Lec7 Hash Tables

Background

Data Structures in DBMS: Internal Meta-data, Core Data Storage, Temporary Data Structures, Table Indexes

Design Decisions: Data Organization (how we layout data in memory/pages and what information to store to support efficient access.) and Concurrency (enable multiple thread s to access the data structure at the same time)

Hash Tables: unordered associative array that maps keys to values; Space complexity is O(n), Time Complexity is average O(1), worst O(n).

Unrealistic Assumptions: Number of elements is known ahead of time and fixed; Each key is unique; Perfect hash function guarantees no collisions.

Hash functions

We care how to map a large key space into a smaller domain, the main goal is the trade-off between being fast vs. collision rate.

Examples: CRC-64 (1975)、MurmurHash (2008)、Google CityHash (2011)、Facebook XXHash (2012, state-of-the-art)、Google FarmHash (2014)、RapidHash (2019)

Static Hashing Schemes

Linear Probe Hashing

Single giant table of fixed-length slots.

Resolve collisions by linearly searching for the next free slot in the table.

To determine whether an element is present, hash to a location in the table and scan for it.
Store keys in table to know when to stop scanning.
Insertions and deletions are generalizations of lookups

The table’s load factor determines when it is becoming too full and should be resized.

Load Factor = Active Keys / # of Slots; Allocate a new table twice as large and rehash entries

Key-Value Entries:

Fixed-length: inline store or optionally store the key’s hash with the key for faster comparisons.
Variable-length: Insert the kv data in separate a private temporary table and store hash + RecordId

Delete Strategy:

Movement: After deletion, scan forward and rehash each key until hitting an empty slot to fill the gap. Expensive; no DBMS uses this.
Tombstone: Mark the slot as deleted. Lookups skip over it; inserts can reuse it. Needs periodic GC. This is what everyone uses.

Non-unique Keys:

Separate Linked List
Redundant Keys

Optimization:

Specialization by key type/size: Use different hash table implementations optimized for different key sizes (e.g., short strings vs. long strings) to enable faster comparisons.
Separate metadata storage: Store a packed bitmap separately to track slot status (empty/tombstone/occupied). Scanning the bitmap is much more cache-friendly than touching every full slot.
Table + slot versioning: Each slot records the table version when written. To clear the entire table, just increment the global version — any slot with a stale version is treated as empty. O(1) bulk invalidation.

Cuckoo Hashing

Use multiple hash functions to find multiple locations in the hash table to insert records.

On insert, check multiple locations and pick the one that is empty.
If no location is available, evict the element from one of them and then re-hash it find a new location.

Dynamic Hashing Schemes

Previous hash tables require the DBMS to know the number of elements it wants to store. Otherwise it must rebuild the table if it needs to grow/shrink in size.
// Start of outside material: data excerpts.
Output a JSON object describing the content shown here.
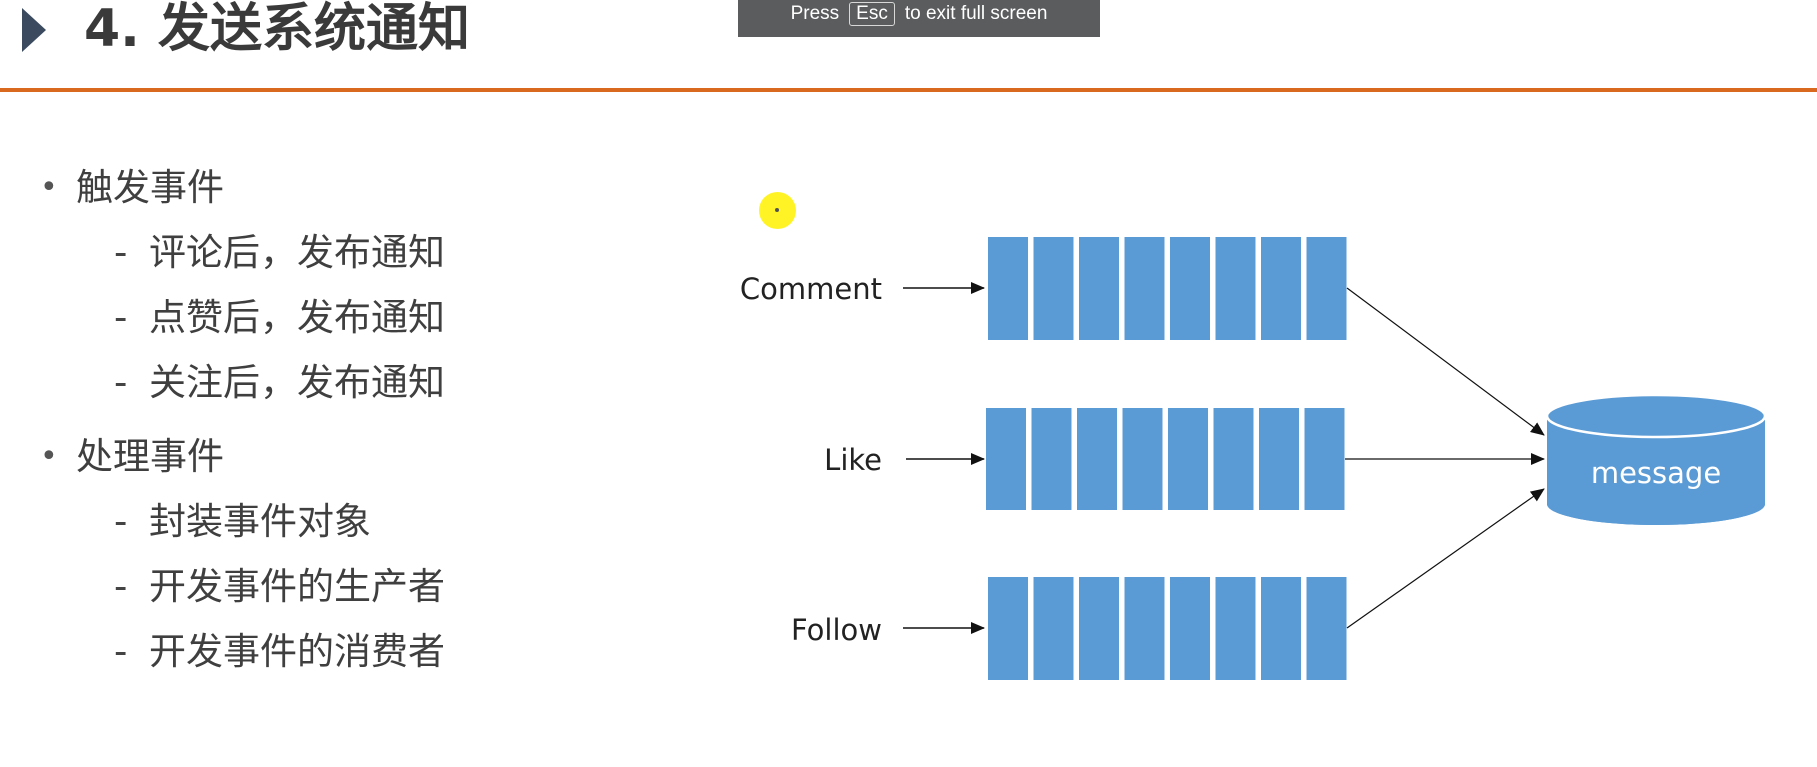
{
  "slide": {
    "title": "4. 发送系统通知"
  },
  "fullscreen_banner": {
    "press": "Press",
    "key": "Esc",
    "suffix": "to exit full screen"
  },
  "bullets": [
    {
      "text": "触发事件",
      "children": [
        "评论后，发布通知",
        "点赞后，发布通知",
        "关注后，发布通知"
      ]
    },
    {
      "text": "处理事件",
      "children": [
        "封装事件对象",
        "开发事件的生产者",
        "开发事件的消费者"
      ]
    }
  ],
  "diagram": {
    "queues": [
      {
        "label": "Comment"
      },
      {
        "label": "Like"
      },
      {
        "label": "Follow"
      }
    ],
    "slots_per_queue": 8,
    "database_label": "message",
    "colors": {
      "queue_fill": "#5b9bd5",
      "arrow": "#111111",
      "title_rule": "#d9691f",
      "title_marker": "#3b4a5e"
    }
  }
}
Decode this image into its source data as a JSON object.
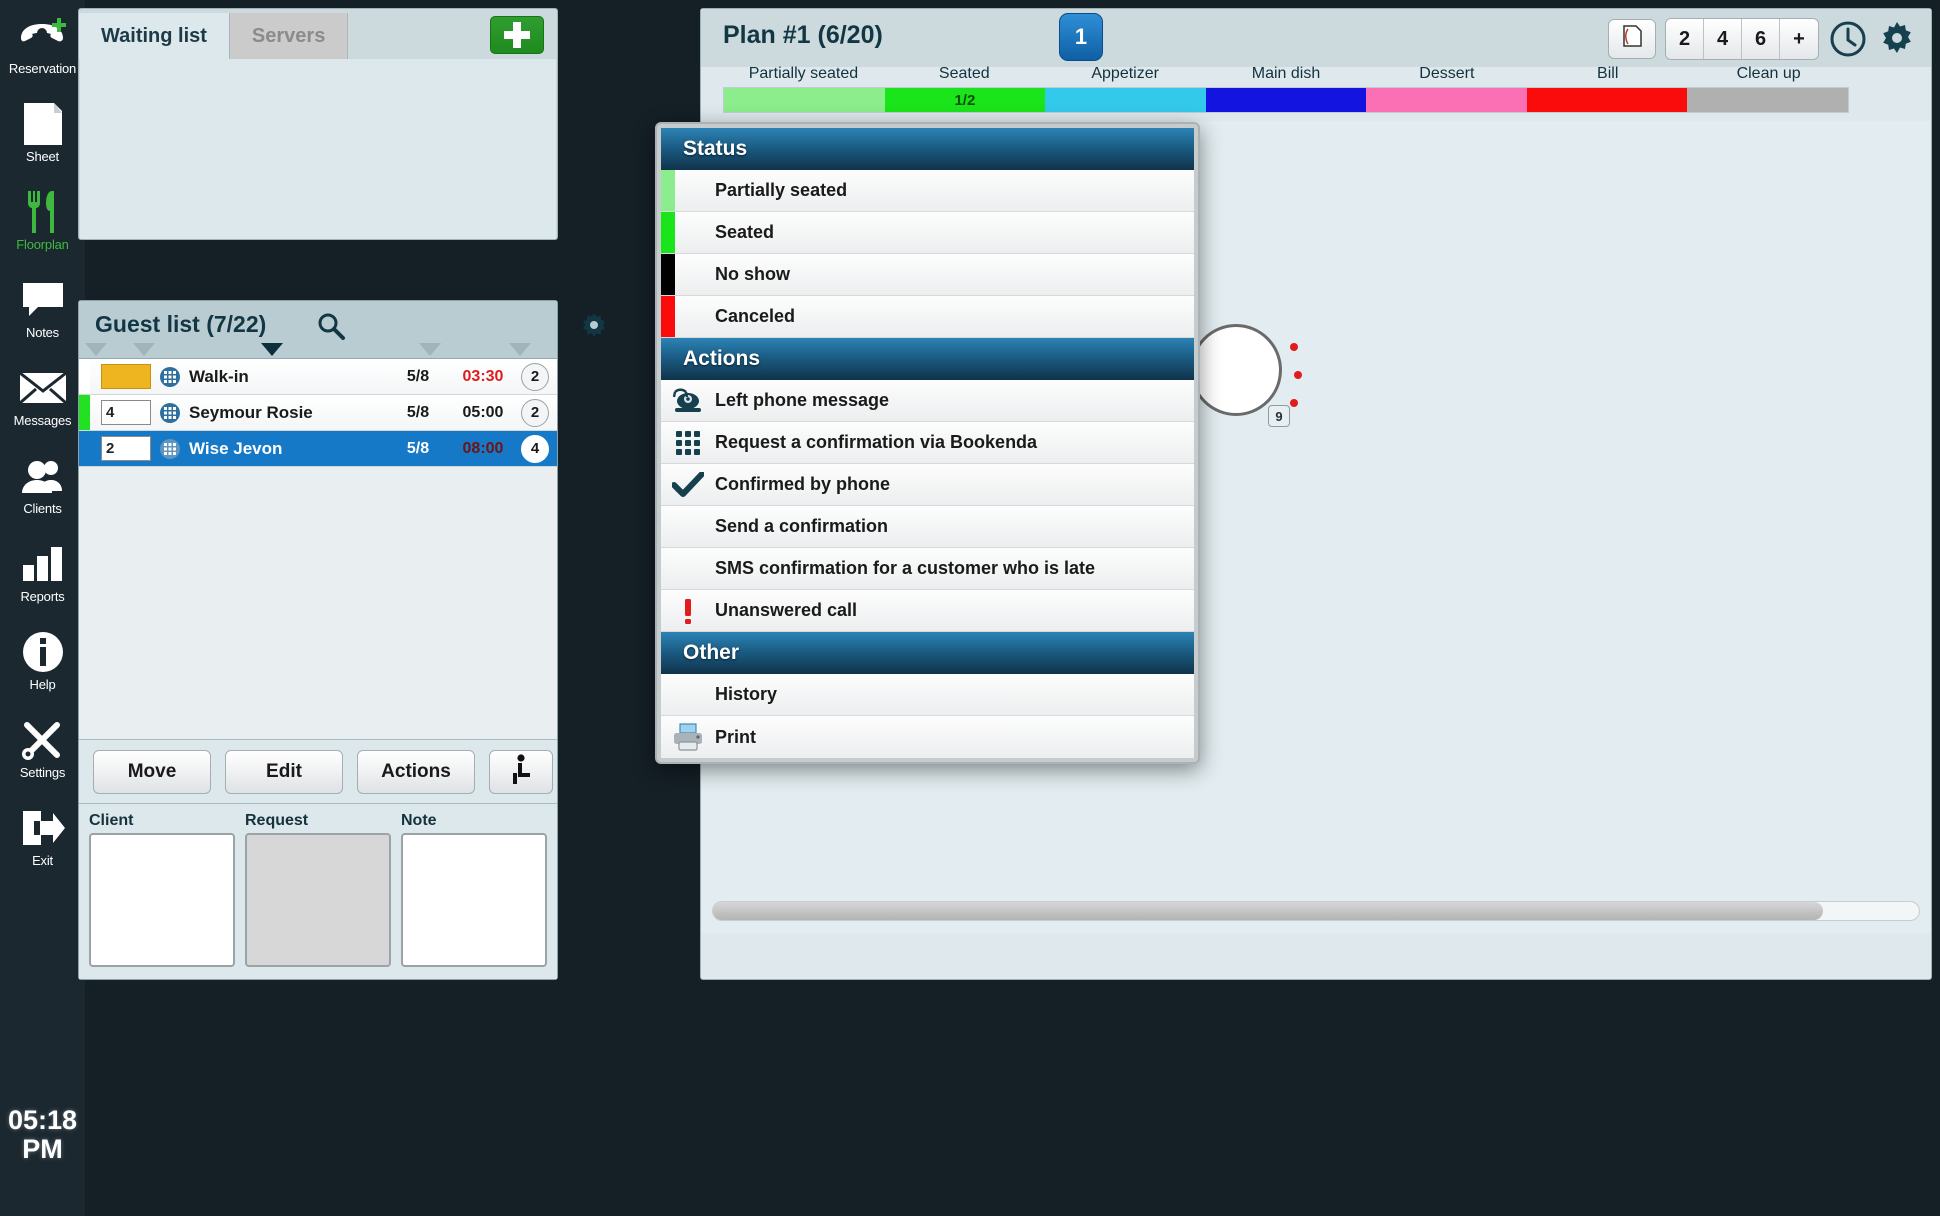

Dynamic hash tables incrementally resize themselves as needed.

Chained Hashing

Maintain a linked list of buckets for each slot in the hash table.

Resolve collisions by placing all elements with the same hash key into the same bucket.

We can add a bloom filter toe help filter non-exist key.

Extendible Hashing

Chained-hashing approach that splits buckets incrementally instead of letting the linked list grow forever.

Multiple slot locations can point to the same bucket chain.

Reshuffle bucket entries on split and increase the number of bits to examine.

Linear Hashing

Linear Hashing: Maintains a split pointer that advances sequentially. When any bucket overflows, split the bucket at the split pointer (not the overflowed one), using hash2 = key % 2n to redistribute its entries between the old bucket and a new one.

Lookup rule: Compute hash1(key). If result < split pointer, that bucket was already split, so use hash2(key) instead. If result ≥ split pointer, hash1 is correct.

Round completion: When the split pointer reaches the end, all buckets have been split. Drop hash1, promote hash2 to the new hash1, create hash2 = key % 4n, reset pointer to 0. At most two hash functions coexist at any time.